The use of diagrammatic scales is efficient in evaluating disease severity in plants (Fantin et al., 2018). Recently, the presence of gray mold caused by B. cinerea on pomegranate fruits in Mexico was reported (Patricio-Hernández et al., 2023), and to our knowledge, a diagrammatic scale for evaluating the severity of this disease has not been officially reported. The scale developed in the present investigation allows reliable evaluation of the severity of this disease with greater precision and accuracy. When the scale was not used, the average r2 value was 0.44, while in the first and second evaluations with the scale, averages of 0.81 and 0.90 were obtained, respectively. This represents a significant increase, agreeing with what was observed by Belan et al. (2014), who obtained r2 values of 0.89 and 0.87 in the first and second evaluations, respectively, when using their designed scale for coffee tree leaf spot.
The r2 values of the present investigation were significantly higher in the evaluations where the scale was used. This is similar to those reported by Fragoso-Benhumea et al. (2022), who obtained values of 0.90 to 0.97, with a mean of 0.93 when evaluating the severity of rust (Uromyces viciae-fabae) in the broad bean crop, with and without the use of diagrammatic scales. They concluded that this value improves with the use of diagrammatic scales. This indicates that the designed scale can be used in the field, since it has precision values (r2) close to 1 in the evaluations.
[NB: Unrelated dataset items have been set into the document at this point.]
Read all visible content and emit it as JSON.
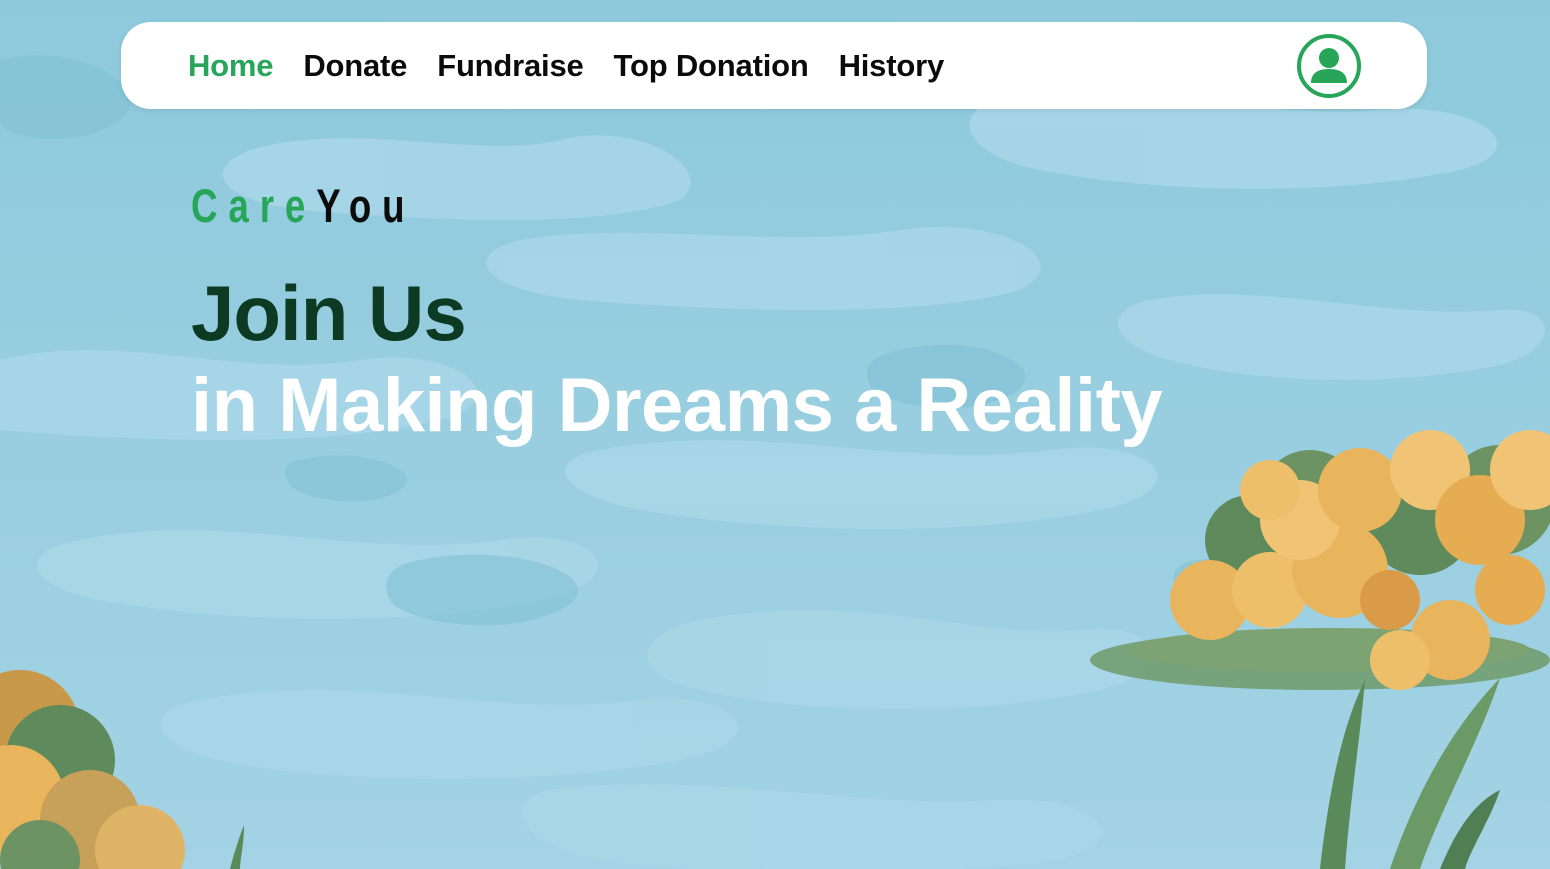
{
  "nav": {
    "items": [
      {
        "label": "Home",
        "active": true
      },
      {
        "label": "Donate",
        "active": false
      },
      {
        "label": "Fundraise",
        "active": false
      },
      {
        "label": "Top Donation",
        "active": false
      },
      {
        "label": "History",
        "active": false
      }
    ],
    "profile_icon": "user-profile-icon"
  },
  "hero": {
    "brand_part1": "Care",
    "brand_part2": "You",
    "title": "Join Us",
    "subtitle": "in Making Dreams a Reality"
  },
  "colors": {
    "accent": "#27a65a",
    "title_dark_green": "#0d3a22",
    "water": "#8fcadc",
    "foliage_orange": "#e8b45c",
    "foliage_green": "#5f8a5c"
  }
}
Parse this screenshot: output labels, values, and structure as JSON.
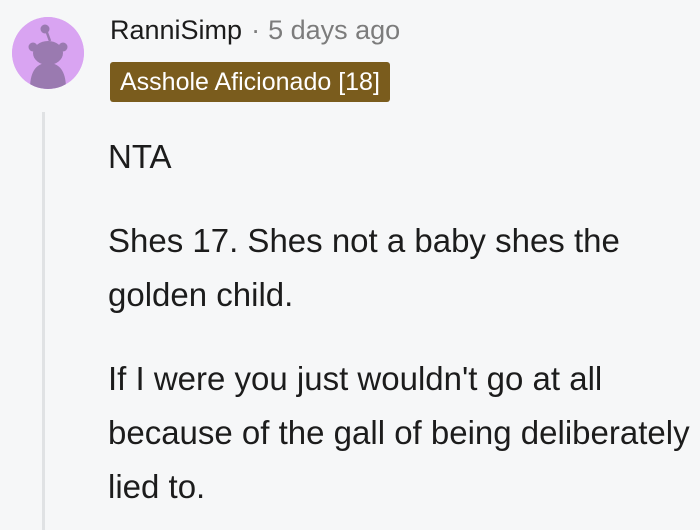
{
  "comment": {
    "username": "RanniSimp",
    "separator": "·",
    "timestamp": "5 days ago",
    "flair": "Asshole Aficionado [18]",
    "paragraphs": [
      "NTA",
      "Shes 17. Shes not a baby shes the golden child.",
      "If I were you just wouldn't go at all because of the gall of being deliberately lied to."
    ]
  },
  "colors": {
    "avatar_bg": "#d9a4f2",
    "avatar_figure": "#9a7ab0",
    "flair_bg": "#7a5c1d",
    "meta_gray": "#7c7c7c"
  },
  "icons": {
    "avatar": "reddit-snoo-avatar-icon"
  }
}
Several studies have shown a tendency to overestimate (Figueiredo et al., 2022; Pereira et al., 2021) and to a lesser extent underestimate (Braga et al., 2020) when diagrammatic scales are not used. In the present work, overestimates were observed in most of the absolute data when the diagrammatic scale was not used, in contrast to the evaluations where it was used. This behavior may be due to visual stimuli, such as similar colorations in the lesions that are not considered for the evaluation of severity, as reported by Perina et al. (2019). They identified factors that can lead to overestimation of the severity of brown spot on leaves of Citrus reticulata caused by Alternaria sp. due to the presence of different pigments on the leaf surface that do not correspond to the evaluated disease. This can affect both experienced and inexperienced evaluators.
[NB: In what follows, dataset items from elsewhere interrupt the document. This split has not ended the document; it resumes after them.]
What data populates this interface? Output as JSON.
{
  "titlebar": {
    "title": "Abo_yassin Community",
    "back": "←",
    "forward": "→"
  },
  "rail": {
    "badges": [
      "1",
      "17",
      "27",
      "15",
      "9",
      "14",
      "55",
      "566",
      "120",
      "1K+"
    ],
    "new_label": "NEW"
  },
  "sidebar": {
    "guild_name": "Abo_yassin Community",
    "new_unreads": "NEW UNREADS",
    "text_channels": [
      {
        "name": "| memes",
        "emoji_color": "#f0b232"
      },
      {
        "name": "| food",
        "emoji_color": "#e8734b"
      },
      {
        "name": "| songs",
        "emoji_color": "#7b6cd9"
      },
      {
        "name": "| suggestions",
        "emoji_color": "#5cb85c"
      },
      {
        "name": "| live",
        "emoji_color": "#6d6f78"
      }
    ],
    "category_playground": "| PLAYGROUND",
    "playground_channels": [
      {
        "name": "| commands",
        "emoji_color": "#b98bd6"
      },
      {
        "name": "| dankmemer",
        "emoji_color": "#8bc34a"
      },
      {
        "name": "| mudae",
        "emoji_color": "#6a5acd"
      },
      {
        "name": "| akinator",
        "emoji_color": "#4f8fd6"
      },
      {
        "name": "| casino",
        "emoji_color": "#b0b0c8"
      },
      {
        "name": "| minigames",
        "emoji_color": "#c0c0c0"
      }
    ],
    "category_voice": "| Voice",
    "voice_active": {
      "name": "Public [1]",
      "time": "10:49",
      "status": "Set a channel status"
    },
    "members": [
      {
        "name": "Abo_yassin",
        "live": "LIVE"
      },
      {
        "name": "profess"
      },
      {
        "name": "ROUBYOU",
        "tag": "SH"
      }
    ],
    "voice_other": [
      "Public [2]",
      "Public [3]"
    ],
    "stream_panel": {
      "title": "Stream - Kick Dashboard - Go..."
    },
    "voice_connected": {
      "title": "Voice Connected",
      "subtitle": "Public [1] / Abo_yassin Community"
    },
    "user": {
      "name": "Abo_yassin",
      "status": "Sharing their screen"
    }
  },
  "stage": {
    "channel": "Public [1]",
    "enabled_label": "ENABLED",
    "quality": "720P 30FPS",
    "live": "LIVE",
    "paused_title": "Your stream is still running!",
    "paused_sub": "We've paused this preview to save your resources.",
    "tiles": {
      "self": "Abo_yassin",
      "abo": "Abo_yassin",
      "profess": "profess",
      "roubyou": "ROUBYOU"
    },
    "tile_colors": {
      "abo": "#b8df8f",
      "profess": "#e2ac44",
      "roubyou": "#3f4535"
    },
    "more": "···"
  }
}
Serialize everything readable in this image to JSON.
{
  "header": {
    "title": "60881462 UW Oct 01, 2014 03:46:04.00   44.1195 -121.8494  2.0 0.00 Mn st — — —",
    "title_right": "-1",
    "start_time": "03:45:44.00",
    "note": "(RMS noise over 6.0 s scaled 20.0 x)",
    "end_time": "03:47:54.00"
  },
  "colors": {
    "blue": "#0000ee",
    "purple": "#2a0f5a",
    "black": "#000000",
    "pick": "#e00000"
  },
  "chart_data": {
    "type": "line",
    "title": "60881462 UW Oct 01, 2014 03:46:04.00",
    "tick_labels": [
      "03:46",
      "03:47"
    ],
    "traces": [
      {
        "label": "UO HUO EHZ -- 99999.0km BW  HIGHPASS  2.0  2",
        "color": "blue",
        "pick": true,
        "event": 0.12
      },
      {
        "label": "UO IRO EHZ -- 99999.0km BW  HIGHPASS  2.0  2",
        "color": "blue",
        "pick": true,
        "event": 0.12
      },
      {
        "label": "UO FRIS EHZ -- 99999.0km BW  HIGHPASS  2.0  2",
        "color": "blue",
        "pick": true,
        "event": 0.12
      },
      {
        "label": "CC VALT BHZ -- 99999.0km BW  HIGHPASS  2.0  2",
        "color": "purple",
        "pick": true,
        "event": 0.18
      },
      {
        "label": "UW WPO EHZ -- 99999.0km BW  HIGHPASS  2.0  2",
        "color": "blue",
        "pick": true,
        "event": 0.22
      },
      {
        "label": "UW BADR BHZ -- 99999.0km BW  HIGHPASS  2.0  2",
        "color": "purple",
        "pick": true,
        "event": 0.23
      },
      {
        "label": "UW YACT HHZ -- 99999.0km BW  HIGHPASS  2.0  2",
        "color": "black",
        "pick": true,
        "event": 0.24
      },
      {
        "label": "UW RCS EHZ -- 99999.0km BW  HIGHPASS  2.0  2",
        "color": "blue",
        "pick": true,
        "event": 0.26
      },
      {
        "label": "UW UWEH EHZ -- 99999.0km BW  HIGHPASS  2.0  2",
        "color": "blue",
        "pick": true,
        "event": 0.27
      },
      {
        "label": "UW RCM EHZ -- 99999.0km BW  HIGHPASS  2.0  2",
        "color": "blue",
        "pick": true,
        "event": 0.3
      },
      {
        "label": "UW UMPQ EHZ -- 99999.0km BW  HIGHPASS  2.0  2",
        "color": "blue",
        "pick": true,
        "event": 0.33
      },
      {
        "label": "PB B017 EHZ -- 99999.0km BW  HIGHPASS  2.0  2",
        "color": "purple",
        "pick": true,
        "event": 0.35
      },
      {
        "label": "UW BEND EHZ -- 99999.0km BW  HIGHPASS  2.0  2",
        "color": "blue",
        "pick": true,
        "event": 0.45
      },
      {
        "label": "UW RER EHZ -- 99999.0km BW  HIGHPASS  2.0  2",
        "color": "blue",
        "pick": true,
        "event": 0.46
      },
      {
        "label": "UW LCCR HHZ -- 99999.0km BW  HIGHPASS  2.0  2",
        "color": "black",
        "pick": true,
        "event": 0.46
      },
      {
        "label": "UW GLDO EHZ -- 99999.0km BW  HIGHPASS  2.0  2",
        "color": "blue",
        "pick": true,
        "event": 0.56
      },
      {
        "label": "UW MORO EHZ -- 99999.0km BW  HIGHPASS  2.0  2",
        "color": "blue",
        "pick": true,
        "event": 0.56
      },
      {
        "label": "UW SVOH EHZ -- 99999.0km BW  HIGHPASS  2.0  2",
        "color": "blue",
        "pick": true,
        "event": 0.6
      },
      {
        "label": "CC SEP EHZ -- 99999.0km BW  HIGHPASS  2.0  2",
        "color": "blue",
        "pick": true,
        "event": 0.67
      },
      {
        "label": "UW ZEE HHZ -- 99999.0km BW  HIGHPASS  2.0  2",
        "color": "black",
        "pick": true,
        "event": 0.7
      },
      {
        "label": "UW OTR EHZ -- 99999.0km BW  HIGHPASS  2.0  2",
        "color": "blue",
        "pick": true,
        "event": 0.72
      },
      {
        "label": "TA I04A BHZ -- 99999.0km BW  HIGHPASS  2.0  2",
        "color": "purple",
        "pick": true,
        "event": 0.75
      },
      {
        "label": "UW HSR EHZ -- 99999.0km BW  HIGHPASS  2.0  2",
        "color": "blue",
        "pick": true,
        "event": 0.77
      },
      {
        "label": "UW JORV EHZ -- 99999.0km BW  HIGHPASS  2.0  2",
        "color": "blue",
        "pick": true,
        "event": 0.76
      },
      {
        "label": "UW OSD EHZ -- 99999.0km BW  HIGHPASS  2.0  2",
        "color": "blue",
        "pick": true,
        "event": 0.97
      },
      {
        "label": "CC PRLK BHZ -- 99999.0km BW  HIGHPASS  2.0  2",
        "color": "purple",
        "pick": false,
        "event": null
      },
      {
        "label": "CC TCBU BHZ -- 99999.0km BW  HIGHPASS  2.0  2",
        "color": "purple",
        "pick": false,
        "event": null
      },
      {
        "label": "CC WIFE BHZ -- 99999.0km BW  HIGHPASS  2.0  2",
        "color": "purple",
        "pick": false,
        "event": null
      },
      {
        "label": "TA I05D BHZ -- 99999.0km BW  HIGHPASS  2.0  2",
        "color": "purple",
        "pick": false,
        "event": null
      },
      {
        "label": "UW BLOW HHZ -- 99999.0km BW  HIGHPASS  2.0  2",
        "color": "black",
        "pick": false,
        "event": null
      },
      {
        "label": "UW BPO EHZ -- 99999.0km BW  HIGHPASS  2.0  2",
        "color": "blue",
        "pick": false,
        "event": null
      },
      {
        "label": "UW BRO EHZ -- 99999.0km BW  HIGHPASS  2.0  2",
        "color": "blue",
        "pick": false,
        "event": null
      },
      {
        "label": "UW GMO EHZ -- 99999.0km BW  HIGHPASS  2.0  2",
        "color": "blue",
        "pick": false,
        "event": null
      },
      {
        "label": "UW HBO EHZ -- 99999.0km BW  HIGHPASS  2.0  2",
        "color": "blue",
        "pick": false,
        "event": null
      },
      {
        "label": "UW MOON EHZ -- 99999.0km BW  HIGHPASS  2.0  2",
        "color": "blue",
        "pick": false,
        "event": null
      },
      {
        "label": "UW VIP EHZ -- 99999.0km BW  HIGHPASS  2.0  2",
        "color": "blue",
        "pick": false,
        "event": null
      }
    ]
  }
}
The use of the scale allowed a considerable decrease in the absolute error of the evaluations, compared to when it was not used (without the scale it was from -59 to 39%, with the scale it was from -0.4 to 0.4% and -0.16 to 0.48% in the first and second evaluations, respectively). Similar results were obtained by Muños-Arias et al. (2020) for gray mold on Rubus glaucus, where this value decreased with use of the diagrammatic scale (from -30 to 30% without the scale to -20 to 20% with the scale). On the other hand, Ortega-Acosta et al. (2016) and Nutter Jr and Schultz (1995) mention that absolute error values less than 5% are considered acceptable. In this work, results of -0.35 to 0.5% were obtained on average for the two evaluations, which supports the accuracy of the evaluations when using the scale. Thus, the present research provides a reliable instrument for evaluating the severity induced by gray mold in pomegranate fruits.
When r2 values among evaluators were compared, it was evident that the designed scale exhibited precision, evident in its capacity to narrow the variation intervals within comparisons when employing the diagrammatic scale. This particular methodology enabled the accurate, precise, and reproducible estimation of gray mold severity attributed to B. cinerea on pomegranate fruits. As a result, the scale holds the potential to serve as an effective tool for disease management, monitoring, and surveillance purposes.